そんなわけで、ケベックで生活し難いからと、フランスに帰ってしまうフランス人もいる。


私の仕事の同僚にもフランス人はかなりいるが、よくケベック人たちは彼らを「あの鼻にかかったフランス語が嫌いだ」とか「オーデコロンの匂いが鼻につく」とか「パリの匂いが好きになれない」とか、まぁ言いたい放題である。
その度に私は、「自分たちだってカエルみたいな発音するじゃない?」とか「豚のピピ(おしっこ)を使った肥料の悪臭を何とも感じてないじゃん、ケベック人たちは」とか反論するのである。
すると、「お前はフランス贔屓だからな〜(やんややんや┌|*゚o゚|┘ウホウホ )」とみんなから冷やかされる。
基本的に私は、彼らから見れば、中立的な人種(日本人)なので、つまりは外野的な存在なんである。
でも、猛烈にフランスを庇う私を、ケベック人たちが冷やかしてみたい的な部分もあるようだ。

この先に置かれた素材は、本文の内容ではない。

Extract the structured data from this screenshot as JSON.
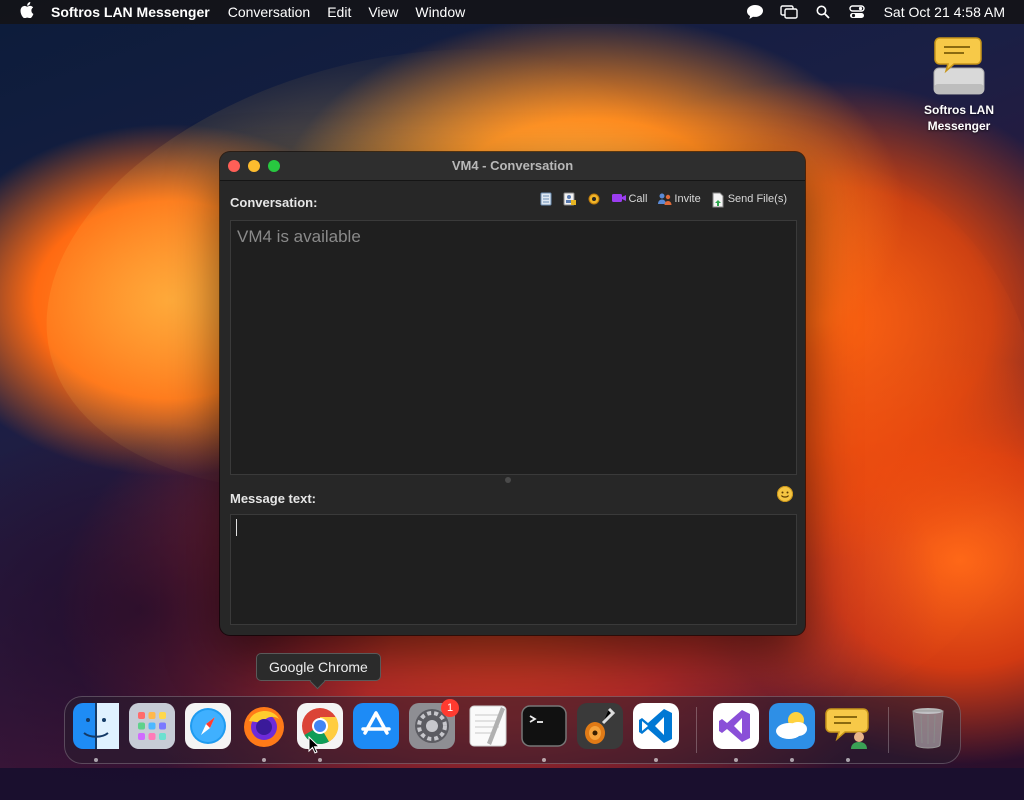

ケベック在住のフランス人たちは、そんな私にとても友好的だ。
コミュニティーの会合には、必ず招待状が来るし、「いつの日か私たちと一緒にフランスに〈帰ろう〉」とよく言われる。
そんな私をケベック人たちは、「お前はケベック人だよな?な?」とこれまた引っ張り込もうと必死だ。
人種というのは、無意識に自分サイドの人間を増やそう増やそうとするというのを以前に聞いたことがあるけど、こうして目の当たりにすると実に面白いものである。
所詮、フランス人もケベック人も出処は同じなのに、大西洋を挟んでいるだけで、これだけいろいろな違いが生まれるんだね。
興味深いものだ。




ところで、この通りには、私が友人と劇的な?出会いをした場所がある。
私が22歳、相方が30歳だった。
もうすでに私は一児の母だったが、まるで子供みたいだった。

友人から私はたくさんのことを学んだ。
別れてから長年会うこともなく時間が流れ、お互いに40代と50代になって、また再会した。
か細かった私は勇ましい「かあちゃん」体型となり、友人はツルピカ頭になっていた。
アルツハイマーの父を連れての家族珍道中での再会だったので、感傷に浸る時間もあまりないまま、でもそれなりに楽しい再会ドラマが展開されたのであった。

友人は、ここにお店を持っていた。
数年後に友人は、この場所をルイ・ヴィトンに売って、ここから2本凱旋門寄りの通りに引っ越した。
その後、ルイ・ヴィトンがどこに売って、それからどうなってこうなって・・・という詳しいことは知らないが、今は小さなオートクチュールのお店になっているようだ。
パリで友人に会うと、二人で必ずこの場所に来る。
私たちの「原点」に帰って、二人で時間の流れを見つめる。